Two High-rated Hospital Readmission Reduction Programs

When you see the term hospital readmission, it is quite eponymous. This doesn’t mean that the concept of its implementation is a simple linear process. It can get quite complicated.In defining the term, we can say that hospital readmission is the situation where a patient is readmitted to a hospital after he/she has been discharged for the same reason or for a related medical issue- not for a related medical issue. Sometimes patients get cured of their initial illness but pick up a new one in the hospital and this causes them to get readmitted. Scary I know. Hospitals constantly seek to reduce their rate of readmissions for more reason than one. This is true but the crux of the matter is that readmissions can be expensive – both for patients and for the hospital. For one, Medicare penalizes hospitals when they don’t meet readmission benchmarks. This has caused hospitals to constantly implement different Readmission Reduction Programs. Although hospitals reduced avoidable readmissions for Medicare patients by about 100,000 in 2015, and by a total of 565,000 since 2010, there’s still much room for improvement. The federal government has estimated the annual cost of Medicare readmissions to be $26 billion per year with $17 billion of that considered avoidable. Below we discuss two Readmission Reduction Programs that hospitals have implemented in the past to help

Reducing Heart Failure
Readmissions with an
EDW and Analytics

Heart failure is one of the highest causes of hospital readmission hence the specific focus on it. From improved reports to driving improvements, the benefits of an EDW and analytics applications are many. In fact, one large health system reduced heart failure readmissions by using an EDW as a foundation for its advanced analytics applications.

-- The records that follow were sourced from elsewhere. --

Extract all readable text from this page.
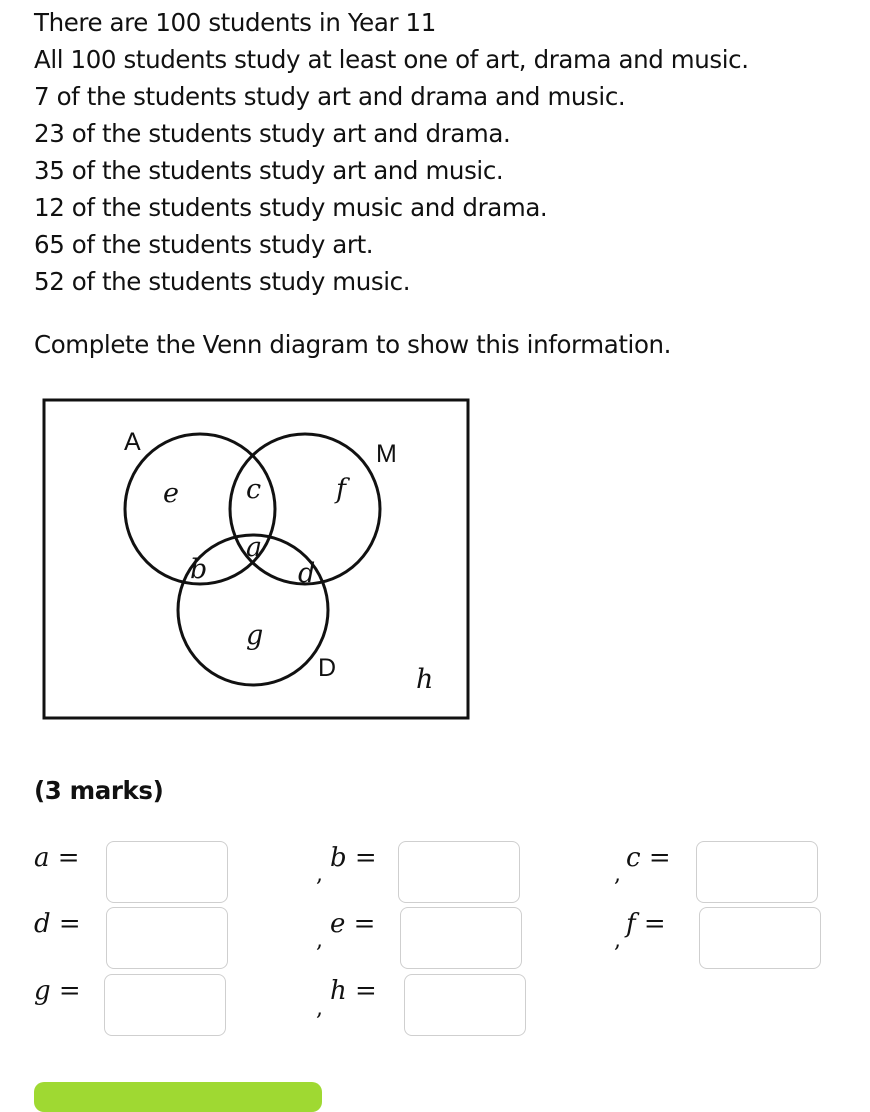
There are 100 students in Year 11
All 100 students study at least one of art, drama and music.
7 of the students study art and drama and music.
23 of the students study art and drama.
35 of the students study art and music.
12 of the students study music and drama.
65 of the students study art.
52 of the students study music.
Complete the Venn diagram to show this information.
A	M
D
e c	f
a
b	d
g
h
(3 marks)
a =
,
b =
,
c =
d =
,
e =
,
f =
g =
,
h =
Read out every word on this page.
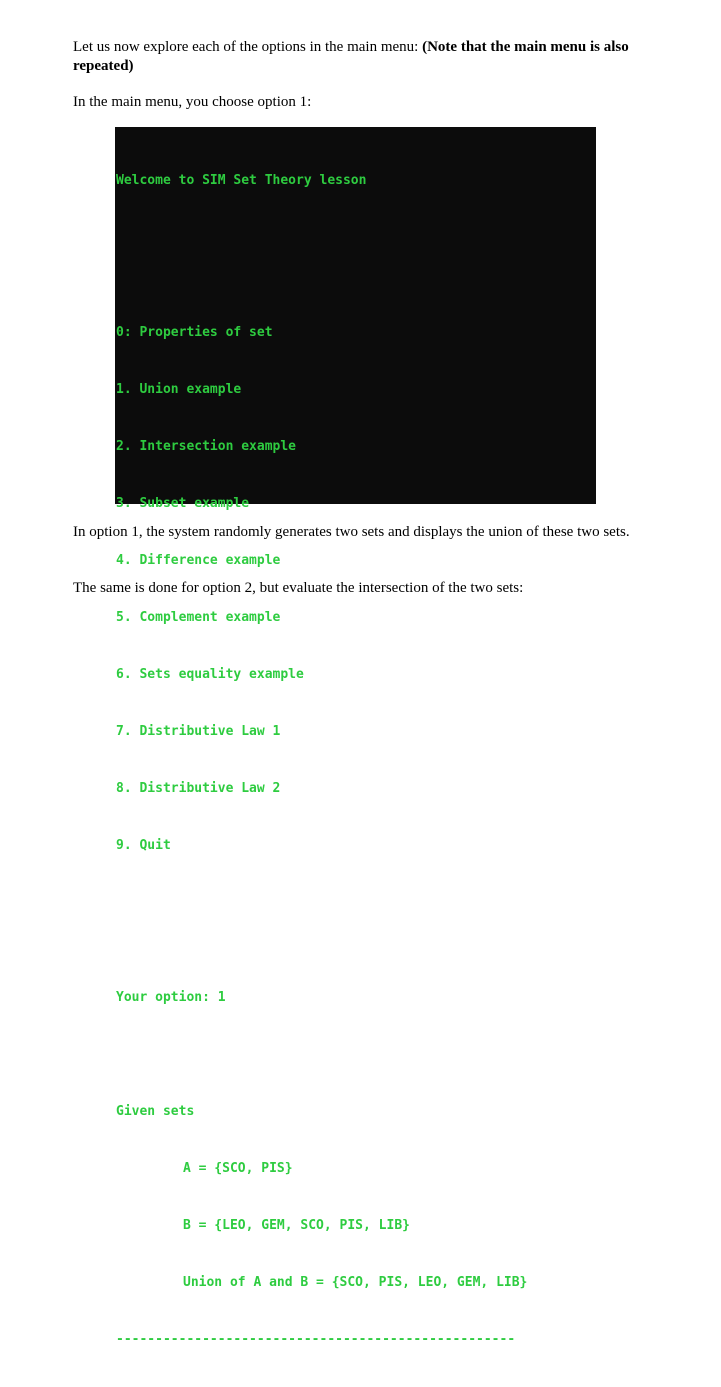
Let us now explore each of the options in the main menu: (Note that the main menu is also repeated)

In the main menu, you choose option 1:

In option 1, the system randomly generates two sets and displays the union of these two sets.

The same is done for option 2, but evaluate the intersection of the two sets:

Welcome to SIM Set Theory lesson

0: Properties of set

1. Union example

2. Intersection example

3. Subset example

4. Difference example

5. Complement example

6. Sets equality example

7. Distributive Law 1

8. Distributive Law 2

9. Quit

Your option: 1

Given sets

A = {SCO, PIS}

B = {LEO, GEM, SCO, PIS, LIB}

Union of A and B = {SCO, PIS, LEO, GEM, LIB}

---------------------------------------------------
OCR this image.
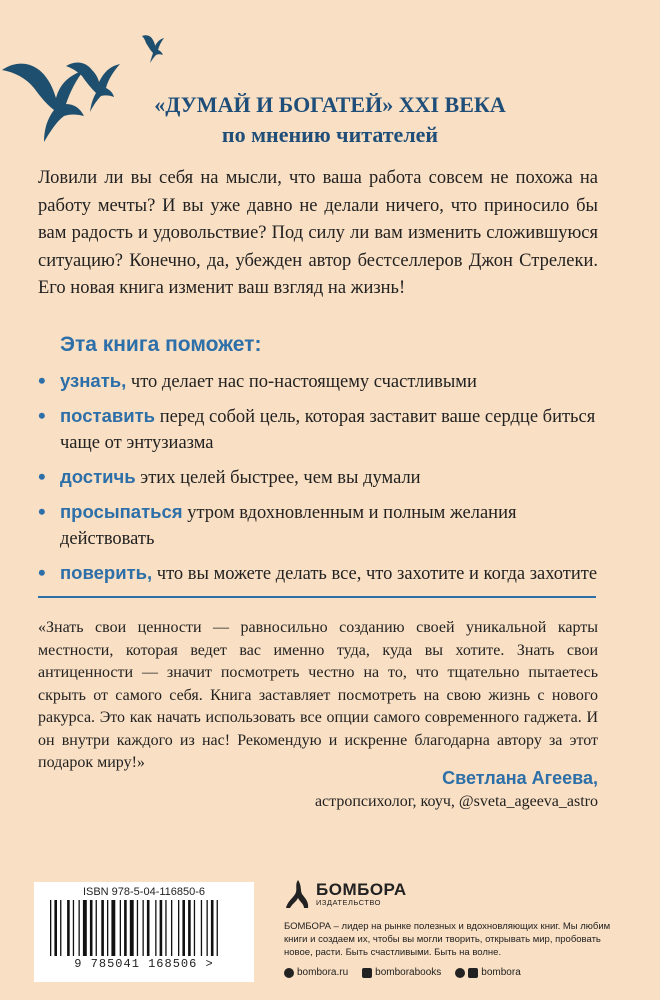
«ДУМАЙ И БОГАТЕЙ» XXI ВЕКА
по мнению читателей
Ловили ли вы себя на мысли, что ваша работа совсем не похожа на работу мечты? И вы уже давно не делали ничего, что приносило бы вам радость и удовольствие? Под силу ли вам изменить сложившуюся ситуацию? Конечно, да, убежден автор бестселлеров Джон Стрелеки. Его новая книга изменит ваш взгляд на жизнь!
Эта книга поможет:
• узнать, что делает нас по-настоящему счастливыми
• поставить перед собой цель, которая заставит ваше сердце биться чаще от энтузиазма
• достичь этих целей быстрее, чем вы думали
• просыпаться утром вдохновленным и полным желания действовать
• поверить, что вы можете делать все, что захотите и когда захотите
«Знать свои ценности — равносильно созданию своей уникальной карты местности, которая ведет вас именно туда, куда вы хотите. Знать свои антиценности — значит посмотреть честно на то, что тщательно пытаетесь скрыть от самого себя. Книга заставляет посмотреть на свою жизнь с нового ракурса. Это как начать использовать все опции самого современного гаджета. И он внутри каждого из нас! Рекомендую и искренне благодарна автору за этот подарок миру!»
Светлана Агеева,
астропсихолог, коуч, @sveta_ageeva_astro
ISBN 978-5-04-116850-6
9 785041 168506 >
БОМБОРА
ИЗДАТЕЛЬСТВО
БОМБОРА – лидер на рынке полезных и вдохновляющих книг. Мы любим книги и создаем их, чтобы вы могли творить, открывать мир, пробовать новое, расти. Быть счастливыми. Быть на волне.
bombora.ru	bomborabooks	bombora
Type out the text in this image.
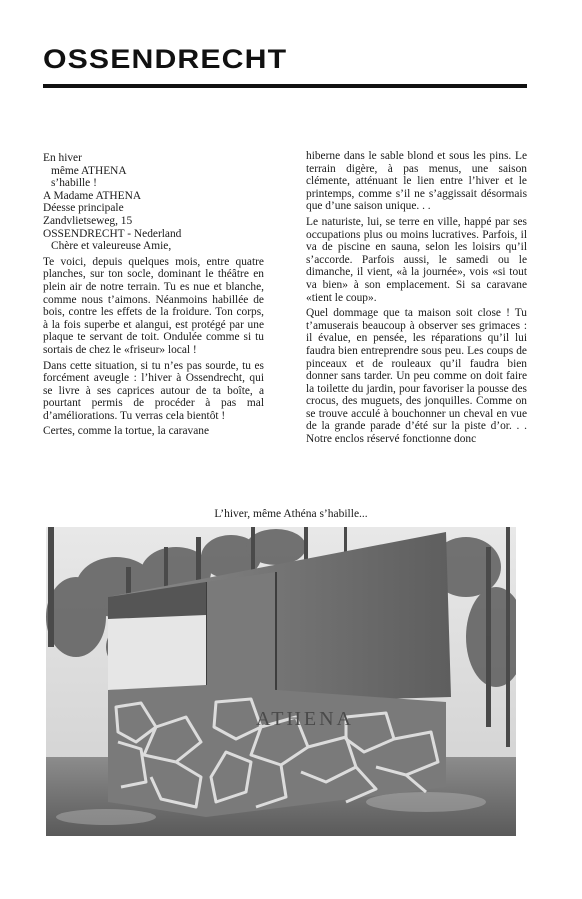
OSSENDRECHT
En hiver
même ATHENA
s’habille !
A Madame ATHENA
Déesse principale
Zandvlietseweg, 15
OSSENDRECHT - Nederland
Chère et valeureuse Amie,

Te voici, depuis quelques mois, entre quatre planches, sur ton socle, dominant le théâtre en plein air de notre terrain. Tu es nue et blanche, comme nous t’aimons. Néanmoins habillée de bois, contre les effets de la froidure. Ton corps, à la fois superbe et alangui, est protégé par une plaque te servant de toit. Ondulée comme si tu sortais de chez le «friseur» local !

Dans cette situation, si tu n’es pas sourde, tu es forcément aveugle : l’hiver à Ossendrecht, qui se livre à ses caprices autour de ta boîte, a pourtant permis de procéder à pas mal d’améliorations. Tu verras cela bientôt !

Certes, comme la tortue, la caravane

hiberne dans le sable blond et sous les pins. Le terrain digère, à pas menus, une saison clémente, atténuant le lien entre l’hiver et le printemps, comme s’il ne s’aggissait désormais que d’une saison unique. . .

Le naturiste, lui, se terre en ville, happé par ses occupations plus ou moins lucratives. Parfois, il va de piscine en sauna, selon les loisirs qu’il s’accorde. Parfois aussi, le samedi ou le dimanche, il vient, «à la journée», vois «si tout va bien» à son emplacement. Si sa caravane «tient le coup».

Quel dommage que ta maison soit close ! Tu t’amuserais beaucoup à observer ses grimaces : il évalue, en pensée, les réparations qu’il lui faudra bien entreprendre sous peu. Les coups de pinceaux et de rouleaux qu’il faudra bien donner sans tarder. Un peu comme on doit faire la toilette du jardin, pour favoriser la pousse des crocus, des muguets, des jonquilles. Comme on se trouve acculé à bouchonner un cheval en vue de la grande parade d’été sur la piste d’or. . . Notre enclos réservé fonctionne donc

L’hiver, même Athéna s’habille...
ATHENA
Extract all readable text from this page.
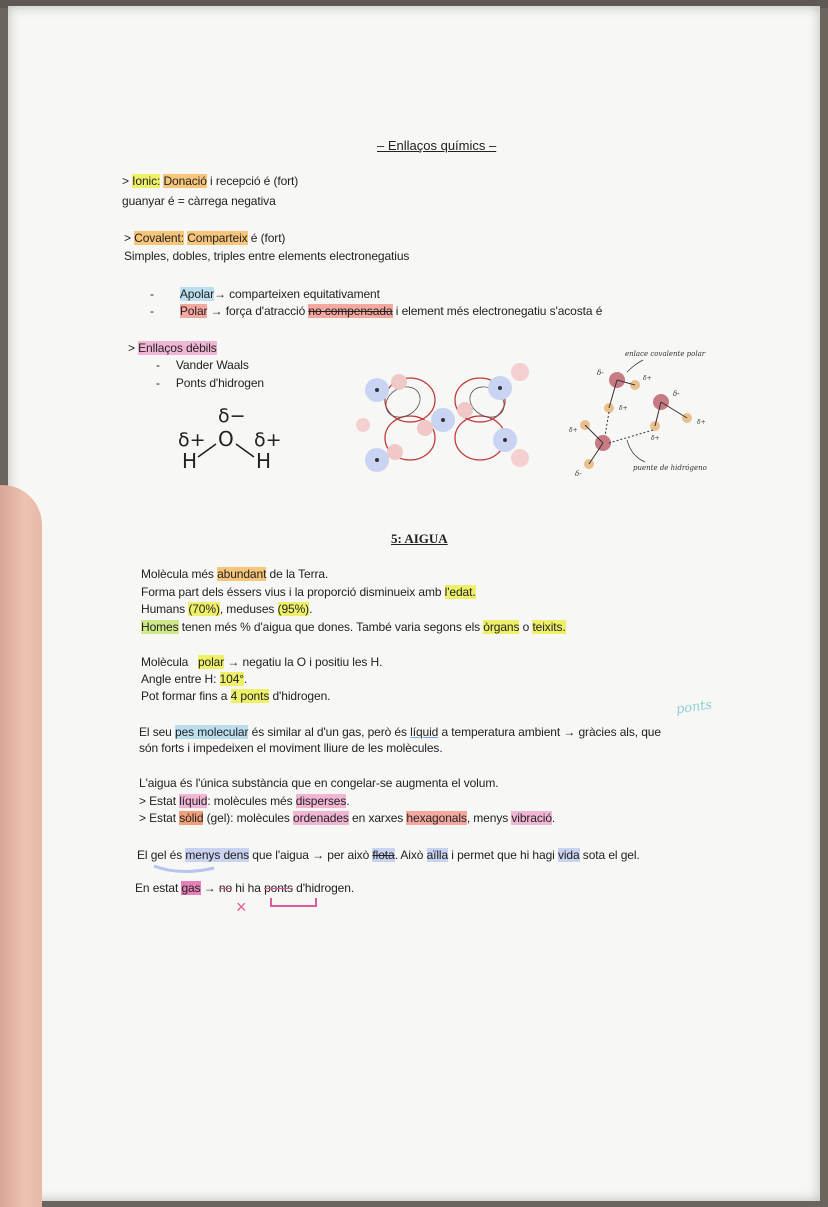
– Enllaços químics –
> Ionic: Donació i recepció é (fort)
guanyar é = càrrega negativa
> Covalent: Comparteix é (fort)
Simples, dobles, triples entre elements electronegatius
- Apolar→ comparteixen equitativament
- Polar → força d'atracció no compensada i element més electronegatiu s'acosta é
> Enllaços dèbils
- Vander Waals
- Ponts d'hidrogen
δ−
δ+ O δ+
H	H
enlace covalente polar
δ-
δ+
δ-
δ+
δ+
δ+
δ+
δ-
puente de hidrógeno
5: AIGUA
Molècula més abundant de la Terra.
Forma part dels éssers vius i la proporció disminueix amb l'edat.
Humans (70%), meduses (95%).
Homes tenen més % d'aigua que dones. També varia segons els òrgans o teixits.
Molècula   polar → negatiu la O i positiu les H.
Angle entre H: 104°.
Pot formar fins a 4 ponts d'hidrogen.
El seu pes molecular és similar al d'un gas, però és líquid a temperatura ambient → gràcies als, que
són forts i impedeixen el moviment lliure de les molècules.
ponts
L'aigua és l'única substància que en congelar-se augmenta el volum.
> Estat líquid: molècules més disperses.
> Estat sòlid (gel): molècules ordenades en xarxes hexagonals, menys vibració.
El gel és menys dens que l'aigua → per això flota. Això aïlla i permet que hi hagi vida sota el gel.
En estat gas → no hi ha ponts d'hidrogen.
×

Some  outlined specific interventions based on best practices that would move hospitals toward their goal of reducing readmissions were:

Medication reconciliation

Within 48 hours of discharge, a physician reviews a list of the patient’s medications with explicit instructions to the patient about how to properly take them.

Post-discharge appointments

Before being discharged, nurses schedule patients for follow-up care. When possible, patients at high risk for readmission are scheduled to be seen within seven days of discharge.

Post-discharge phone calls

Within a specified timeframe following discharge, a member of the care team calls patients to assess their condition and answer any questions. An integrated dashboard was created in the healthcare EDW platform for each of the three interventions. This enabled clinicians and administrators to track where the interventions were being applied. They could also track the impact the changes were having on readmissions. Even more, the EDW and analytics applications allowed the team to assess the impact of the interventions on costs and patient satisfaction.

Preventing Surgical
Site Infections

This is a smart approach, as a 2015 study published in the Journal of the American Medical Association found that surgical site infections are the most common reason for hospital readmissions. A good example of this is the case of New England Baptist Hospital. New England Baptist started with the hospital’s wound care committee, which includes eight nurses who were certified in wound care as well as one surgeon. The team researched the best dressing supplies and studied how often wound dressings were being changed and by whom.The team discovered a great deal of variability in how patients’ wounds were being dressed, related to the use of proper hand hygiene, the appropriate use of tape, and the different providers who were actually dressing patients’ wounds. The team found that dressings were being changed by a physician assistant or a nurse, which meant that many people were picking up a dressing and looking at a wound, which increased the chances of variability. The hospital’s current protocol then involved dressings that were only changed once before the patient was discharged, and some weren’t changed at all. If the dressing is changed, it must be changed by a nurse who follows the appropriate protocols. Patients can then remove the dressing at the appropriate time once they get home.

As a result, fewer staff members are touching patients’ wounds and wounds had less exposure to the environment, which meant fewer infections. The wound care team also educated the entire clinical team about wound care protocols twice a year to increase awareness.